Beberapa bulan yang lalu tepatnya tanggal 23 Juli 2011, saya resmi diwisuda menjadi sarjana hukum Islam (SHI) UIN Jakarta, kampus kesayangan tempat saya menuntut ilmu selama 8 semester. Hari itu menjadi hari yang ditunggu-tunggu oleh semua mahasiswa, hari yang begitu bahagia, dirayakan oleh keluarga-famili maupun teman-teman lain yang belum diwisuda. Ada yang didampingi pacar, ataupun didampingi keluarga besar bahkan tetangga layaknya hajat kawinan. Tapi ada juga yang didampingi beberapa orang saja,  saya sendiri hanya didampingi kakak dan oak saja, memang sedih karena kedua orang tua saya berhalangan hadir pada hari bahagia itu, ini karena bapak baru sembuh dari sakit dan ibu sedang ada tugas penting menunggu di rumah. Tapi tak mengapa, itu tak mengubah rasa bahagia bahwa kini  saya menjadi sarjana.

Memang bahagia, tapi setelah itu saya dan mungkin semua teman-teman yang sudah diwisuda akan terganjal oleh satu pertanyaan, "Ngapain ya habis ini?". Iya, pertanyaan itu memang sudah diwanti-iwanti oleh senior-senior yang sudah diwisuda duluan. Katanya, "Untuk bisa sampai menjadi sarjana itu memang bikin pusing, tapi lebih pusing lagi setelah menjadi sarjana". Tampaknya sekarang banyak sarjana muda sedang mengalami fase ini. Pusing karena titel sudah punya tapi belum ada pekerjaan (kecuali yang niat mau kuliah lagi). Kadang malu sama tetangga yang bertanya, "Sarjana, sekarang kerja dimana?"- sementara kita hanya menjawab dengan terus terang sambil tersenyum malu. Tapi ada juga yang bohong macam-macam, biar tidak malu-maluin.

Ironis, tapi itulah terjadi. Pekerjaan menjadi semakin sulit didapat. Mungkin karena sarjana sudah terlalu banyak, sehingga hanya sebagian kecil saja yang beruntung langsung mendapat pekerjaan. Atau karena standar yang semakin tinggi disyaratkan oleh lembaga atau perusahaan penerima kerja. Contohnya bahwa syarat pelamar adalah harus orang yang sudah punya pengalaman kerja sekian tahun pada posisi tersebut. Ini menjadi sulit karena kebanyakan sarjana adalah fresh graduate yang belum berpengalaman.

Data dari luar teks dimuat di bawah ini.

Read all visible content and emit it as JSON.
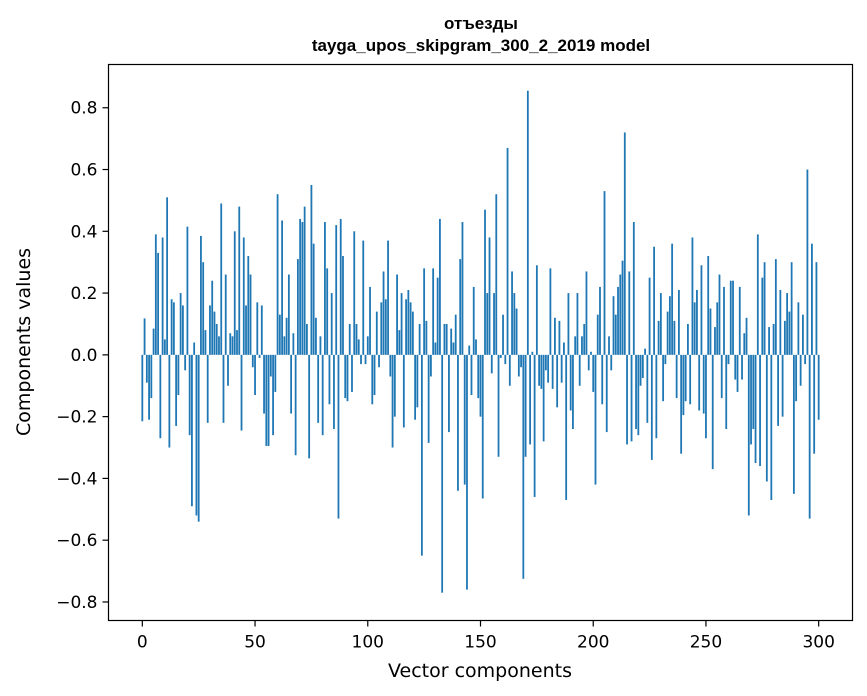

Di sisi lain memang instansi atau perusahaan-perusahaan tidak mau mengambil resiko merekrut pegawai baru yang belum berpengalaman. Tapi kalau semua tempat kerja menyaratkan hal tersebut, tentu tidak ada sarjana yang kemudian menjadi berpengalaman jika tidak diberikan kesempatan kerja terlebih dahulu.

Ini adalah potret kisah tragis  para sarjana. Sarjana-sarjana muda Indonesia banyak yang nganggur. Ada banyak ketidakpercayaan dunia kerja pada dunia pendidikan yang akhirnya menyulitkan masyarakat dan bangsa ini sendiri. Tentu ada penyebabnya. Bisa jadi karena ketidakmampuan lembaga pendidikan memahami apa yang dibutuhkan dalam dunia kerja, atau standar berbeda yang diterapkan oleh dunia kerja dan pendidikan. Misalnya terjadi dimana orang yang mumpuni atau berprestasi di kampus atau di sekolah ternyata biasa-biasa saja di tempat kerja, bahkan jauh dari harapan kompetensi pada bidang tersebut.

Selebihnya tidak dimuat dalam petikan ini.